Correlation Coefficient Calculator

Feed in two parallel lists and get Pearson's r — a single number from −1 to 1 that says how tightly your x and y values rise and fall together.

Pairs (n)
5
Pearson r
0.8528

How it works

Pearson's r compares how each x sits relative to its own average with how each paired y sits relative to its average. When highs pair with highs and lows with lows, the products pile up positive; when they swap, they turn negative.

The formula divides the summed products of those paired deviations by the square root of each list's own summed squared deviations.

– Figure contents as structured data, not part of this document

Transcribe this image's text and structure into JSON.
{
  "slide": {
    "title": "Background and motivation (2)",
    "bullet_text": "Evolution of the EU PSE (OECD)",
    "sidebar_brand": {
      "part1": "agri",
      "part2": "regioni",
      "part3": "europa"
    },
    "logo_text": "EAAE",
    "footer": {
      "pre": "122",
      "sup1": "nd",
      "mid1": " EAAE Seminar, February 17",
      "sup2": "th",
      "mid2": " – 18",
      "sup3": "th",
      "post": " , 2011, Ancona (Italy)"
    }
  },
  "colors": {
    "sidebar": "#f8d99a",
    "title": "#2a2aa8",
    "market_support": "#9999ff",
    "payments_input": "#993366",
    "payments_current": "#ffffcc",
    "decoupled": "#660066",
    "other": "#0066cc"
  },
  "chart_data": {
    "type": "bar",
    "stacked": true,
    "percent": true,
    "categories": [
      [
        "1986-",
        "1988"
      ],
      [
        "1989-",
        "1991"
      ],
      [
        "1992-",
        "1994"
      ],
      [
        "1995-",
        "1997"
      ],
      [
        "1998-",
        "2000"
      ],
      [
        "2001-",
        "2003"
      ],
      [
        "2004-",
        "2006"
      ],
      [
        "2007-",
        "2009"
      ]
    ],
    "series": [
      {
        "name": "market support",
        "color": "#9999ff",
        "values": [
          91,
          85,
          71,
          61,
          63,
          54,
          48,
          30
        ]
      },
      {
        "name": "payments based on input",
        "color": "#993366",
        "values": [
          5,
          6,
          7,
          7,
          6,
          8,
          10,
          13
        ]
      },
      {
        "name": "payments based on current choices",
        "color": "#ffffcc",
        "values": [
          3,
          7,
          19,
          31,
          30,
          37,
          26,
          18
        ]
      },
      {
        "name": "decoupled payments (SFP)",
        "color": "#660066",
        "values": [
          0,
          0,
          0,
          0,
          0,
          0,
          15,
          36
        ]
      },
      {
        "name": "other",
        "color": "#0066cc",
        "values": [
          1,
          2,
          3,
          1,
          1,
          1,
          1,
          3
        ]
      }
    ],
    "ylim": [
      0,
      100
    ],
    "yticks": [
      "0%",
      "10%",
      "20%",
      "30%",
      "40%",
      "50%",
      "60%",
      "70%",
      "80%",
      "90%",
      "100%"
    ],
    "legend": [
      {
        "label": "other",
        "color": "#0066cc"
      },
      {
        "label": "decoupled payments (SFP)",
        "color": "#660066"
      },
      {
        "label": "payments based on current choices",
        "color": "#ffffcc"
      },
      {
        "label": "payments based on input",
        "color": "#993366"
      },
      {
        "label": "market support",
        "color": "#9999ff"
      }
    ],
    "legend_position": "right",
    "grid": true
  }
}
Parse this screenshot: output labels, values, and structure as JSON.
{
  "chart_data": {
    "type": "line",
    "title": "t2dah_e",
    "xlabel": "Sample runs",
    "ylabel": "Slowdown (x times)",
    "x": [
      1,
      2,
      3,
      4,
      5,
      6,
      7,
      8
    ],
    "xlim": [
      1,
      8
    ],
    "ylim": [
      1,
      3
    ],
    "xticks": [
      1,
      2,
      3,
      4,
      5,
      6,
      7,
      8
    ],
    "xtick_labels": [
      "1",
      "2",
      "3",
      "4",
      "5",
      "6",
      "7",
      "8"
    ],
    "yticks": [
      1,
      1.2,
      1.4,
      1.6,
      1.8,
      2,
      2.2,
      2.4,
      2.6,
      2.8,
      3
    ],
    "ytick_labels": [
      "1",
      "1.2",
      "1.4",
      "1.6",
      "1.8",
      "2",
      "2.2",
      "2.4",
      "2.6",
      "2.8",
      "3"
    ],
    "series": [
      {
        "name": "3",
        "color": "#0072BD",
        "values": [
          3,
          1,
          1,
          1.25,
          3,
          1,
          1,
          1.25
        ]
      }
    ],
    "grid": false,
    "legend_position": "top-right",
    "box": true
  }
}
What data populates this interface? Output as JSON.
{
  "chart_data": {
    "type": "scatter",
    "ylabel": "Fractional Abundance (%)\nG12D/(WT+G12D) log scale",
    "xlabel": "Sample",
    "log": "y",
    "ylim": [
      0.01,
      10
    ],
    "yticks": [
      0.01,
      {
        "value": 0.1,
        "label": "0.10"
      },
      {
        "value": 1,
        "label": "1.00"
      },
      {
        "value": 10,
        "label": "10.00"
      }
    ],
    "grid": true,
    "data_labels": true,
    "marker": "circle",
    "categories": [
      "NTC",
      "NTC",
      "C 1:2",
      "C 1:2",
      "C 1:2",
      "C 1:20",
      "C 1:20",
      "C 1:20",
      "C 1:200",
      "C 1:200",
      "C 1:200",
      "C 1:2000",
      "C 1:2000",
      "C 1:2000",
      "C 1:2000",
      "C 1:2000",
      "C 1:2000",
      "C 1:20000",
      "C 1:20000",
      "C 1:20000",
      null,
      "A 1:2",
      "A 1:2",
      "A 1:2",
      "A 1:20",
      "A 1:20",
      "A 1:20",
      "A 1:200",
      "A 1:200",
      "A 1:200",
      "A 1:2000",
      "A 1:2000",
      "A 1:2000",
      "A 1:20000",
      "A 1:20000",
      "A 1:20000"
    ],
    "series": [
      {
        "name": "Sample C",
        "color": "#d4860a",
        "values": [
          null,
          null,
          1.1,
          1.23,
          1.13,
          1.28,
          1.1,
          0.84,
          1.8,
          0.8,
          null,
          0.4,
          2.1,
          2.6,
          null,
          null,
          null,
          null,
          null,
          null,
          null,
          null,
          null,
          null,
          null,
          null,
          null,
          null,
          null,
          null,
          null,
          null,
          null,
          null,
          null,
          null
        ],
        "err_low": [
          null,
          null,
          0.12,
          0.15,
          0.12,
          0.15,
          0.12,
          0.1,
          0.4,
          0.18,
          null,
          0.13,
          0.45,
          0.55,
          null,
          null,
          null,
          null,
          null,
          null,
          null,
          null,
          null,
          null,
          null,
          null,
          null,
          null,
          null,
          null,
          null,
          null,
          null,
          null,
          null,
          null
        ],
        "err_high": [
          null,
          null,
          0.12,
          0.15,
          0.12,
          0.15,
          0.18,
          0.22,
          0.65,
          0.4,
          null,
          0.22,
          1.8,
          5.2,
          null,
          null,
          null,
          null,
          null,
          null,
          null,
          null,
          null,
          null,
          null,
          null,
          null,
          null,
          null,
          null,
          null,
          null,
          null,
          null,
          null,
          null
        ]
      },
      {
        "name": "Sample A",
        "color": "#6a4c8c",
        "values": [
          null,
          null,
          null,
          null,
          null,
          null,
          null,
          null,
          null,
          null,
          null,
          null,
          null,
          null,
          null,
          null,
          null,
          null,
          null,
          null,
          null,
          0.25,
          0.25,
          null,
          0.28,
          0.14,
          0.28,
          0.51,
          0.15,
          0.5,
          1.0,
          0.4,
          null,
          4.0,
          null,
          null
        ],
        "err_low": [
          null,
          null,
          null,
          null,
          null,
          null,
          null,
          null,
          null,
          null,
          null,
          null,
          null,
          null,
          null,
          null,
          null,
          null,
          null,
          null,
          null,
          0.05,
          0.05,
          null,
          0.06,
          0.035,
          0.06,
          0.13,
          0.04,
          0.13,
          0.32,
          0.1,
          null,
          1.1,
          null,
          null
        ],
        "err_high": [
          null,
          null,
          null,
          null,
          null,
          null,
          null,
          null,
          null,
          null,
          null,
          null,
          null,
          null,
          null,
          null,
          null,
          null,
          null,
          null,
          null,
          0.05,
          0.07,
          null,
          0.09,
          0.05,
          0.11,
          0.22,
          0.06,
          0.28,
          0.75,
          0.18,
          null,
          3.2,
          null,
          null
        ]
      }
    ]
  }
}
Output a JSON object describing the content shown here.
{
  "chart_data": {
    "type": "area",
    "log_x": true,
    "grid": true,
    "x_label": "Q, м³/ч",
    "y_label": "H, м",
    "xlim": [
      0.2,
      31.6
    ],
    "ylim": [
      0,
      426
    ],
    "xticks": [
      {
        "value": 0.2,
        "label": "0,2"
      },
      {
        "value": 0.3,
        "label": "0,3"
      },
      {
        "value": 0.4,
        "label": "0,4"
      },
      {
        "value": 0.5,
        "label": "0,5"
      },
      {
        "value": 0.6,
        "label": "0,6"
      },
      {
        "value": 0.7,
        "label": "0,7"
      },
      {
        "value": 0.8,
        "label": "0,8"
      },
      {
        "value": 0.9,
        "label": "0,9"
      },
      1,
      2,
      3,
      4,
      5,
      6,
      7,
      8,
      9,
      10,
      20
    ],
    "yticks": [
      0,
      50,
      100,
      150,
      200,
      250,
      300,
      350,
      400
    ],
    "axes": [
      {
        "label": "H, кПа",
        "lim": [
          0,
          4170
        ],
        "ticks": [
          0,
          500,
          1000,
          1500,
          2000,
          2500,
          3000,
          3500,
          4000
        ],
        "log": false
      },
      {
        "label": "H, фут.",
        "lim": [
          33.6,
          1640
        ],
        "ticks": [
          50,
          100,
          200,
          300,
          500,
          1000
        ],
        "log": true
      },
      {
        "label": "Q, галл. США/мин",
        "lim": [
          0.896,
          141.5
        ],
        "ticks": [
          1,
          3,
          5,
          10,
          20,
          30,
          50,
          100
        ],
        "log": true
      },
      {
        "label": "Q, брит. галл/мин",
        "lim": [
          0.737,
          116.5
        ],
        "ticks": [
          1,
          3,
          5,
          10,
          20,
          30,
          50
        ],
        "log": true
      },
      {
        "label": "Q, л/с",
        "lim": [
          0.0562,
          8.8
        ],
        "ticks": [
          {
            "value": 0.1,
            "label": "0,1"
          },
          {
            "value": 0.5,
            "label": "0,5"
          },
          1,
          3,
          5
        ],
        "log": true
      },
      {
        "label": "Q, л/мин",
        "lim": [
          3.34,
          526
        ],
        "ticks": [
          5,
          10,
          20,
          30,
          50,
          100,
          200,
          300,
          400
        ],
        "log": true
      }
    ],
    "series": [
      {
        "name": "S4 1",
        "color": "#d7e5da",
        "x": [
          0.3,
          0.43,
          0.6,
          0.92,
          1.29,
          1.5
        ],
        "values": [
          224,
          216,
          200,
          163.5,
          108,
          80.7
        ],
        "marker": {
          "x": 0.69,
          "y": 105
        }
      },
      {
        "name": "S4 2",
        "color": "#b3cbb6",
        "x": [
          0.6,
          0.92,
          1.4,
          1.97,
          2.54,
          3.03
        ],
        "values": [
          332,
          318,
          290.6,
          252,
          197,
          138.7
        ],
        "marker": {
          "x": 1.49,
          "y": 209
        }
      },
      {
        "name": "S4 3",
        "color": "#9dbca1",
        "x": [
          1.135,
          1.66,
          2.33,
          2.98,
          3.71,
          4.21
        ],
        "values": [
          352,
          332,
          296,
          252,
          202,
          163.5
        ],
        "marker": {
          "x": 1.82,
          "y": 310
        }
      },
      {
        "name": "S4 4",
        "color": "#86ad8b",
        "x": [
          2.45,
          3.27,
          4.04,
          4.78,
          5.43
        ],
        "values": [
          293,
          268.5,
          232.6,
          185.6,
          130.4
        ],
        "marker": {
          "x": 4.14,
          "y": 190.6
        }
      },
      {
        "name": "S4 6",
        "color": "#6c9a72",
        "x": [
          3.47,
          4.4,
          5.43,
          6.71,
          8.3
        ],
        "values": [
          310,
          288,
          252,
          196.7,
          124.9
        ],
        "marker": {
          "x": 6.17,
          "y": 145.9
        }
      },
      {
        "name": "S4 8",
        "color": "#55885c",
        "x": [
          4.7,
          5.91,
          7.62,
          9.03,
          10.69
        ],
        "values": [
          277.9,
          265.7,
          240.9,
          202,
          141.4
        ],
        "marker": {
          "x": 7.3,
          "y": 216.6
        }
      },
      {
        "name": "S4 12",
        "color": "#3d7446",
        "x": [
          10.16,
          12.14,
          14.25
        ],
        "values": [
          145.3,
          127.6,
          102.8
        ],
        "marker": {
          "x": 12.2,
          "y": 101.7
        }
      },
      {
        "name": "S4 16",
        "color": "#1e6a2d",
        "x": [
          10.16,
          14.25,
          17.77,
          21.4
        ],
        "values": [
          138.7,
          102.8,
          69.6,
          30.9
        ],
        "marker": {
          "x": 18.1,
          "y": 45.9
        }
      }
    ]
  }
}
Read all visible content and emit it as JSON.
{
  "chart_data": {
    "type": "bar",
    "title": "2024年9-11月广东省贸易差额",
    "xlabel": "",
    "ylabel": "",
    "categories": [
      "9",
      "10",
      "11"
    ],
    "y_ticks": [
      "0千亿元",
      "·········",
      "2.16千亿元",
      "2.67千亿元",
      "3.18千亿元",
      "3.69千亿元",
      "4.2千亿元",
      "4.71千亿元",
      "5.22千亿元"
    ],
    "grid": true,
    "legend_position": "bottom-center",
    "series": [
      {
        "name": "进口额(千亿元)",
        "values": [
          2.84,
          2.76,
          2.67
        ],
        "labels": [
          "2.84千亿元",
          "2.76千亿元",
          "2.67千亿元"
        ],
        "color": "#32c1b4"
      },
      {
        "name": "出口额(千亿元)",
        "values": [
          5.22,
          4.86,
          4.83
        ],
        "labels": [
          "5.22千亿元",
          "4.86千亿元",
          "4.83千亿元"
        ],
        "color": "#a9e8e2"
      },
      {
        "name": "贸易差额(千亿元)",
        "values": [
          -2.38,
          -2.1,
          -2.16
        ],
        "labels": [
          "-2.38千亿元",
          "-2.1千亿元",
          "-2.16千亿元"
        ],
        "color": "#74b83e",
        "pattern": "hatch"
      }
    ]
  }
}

That division rescales everything into a tidy range from −1 to 1, no matter the units.

An r near 1 means a strong positive line, near −1 a strong negative line, and near 0 no straight-line relationship at all. So x = 1..5 paired with y = 2, 4, 5, 4, 6 lands around 0.77 — a fairly strong upward trend.

Frequently asked questions

What does the value of r actually tell me?

It measures the strength and direction of a straight-line relationship. Closer to +1 or −1 means the points hug a line tightly; closer to 0 means they scatter. The sign tells you whether y tends to rise or fall as x rises.

Does a high correlation prove one thing causes the other?

No, and this trips people up constantly. Two variables can move together because of coincidence or a hidden third factor. Correlation is strong evidence that they're linked, but establishing cause takes more than a single r value.

Why do my two lists need the same length?

Pearson's r works on paired data — each x has to match up with one y. If the lists are different lengths there's no clean way to pair them, so the calculator waits for equal counts before giving an answer.

Can r miss a real relationship?

It can. Pearson's r only detects straight-line patterns, so a strong curved relationship — say a U-shape — might show an r near zero even though the variables are clearly connected. Plotting the points is always worth a look.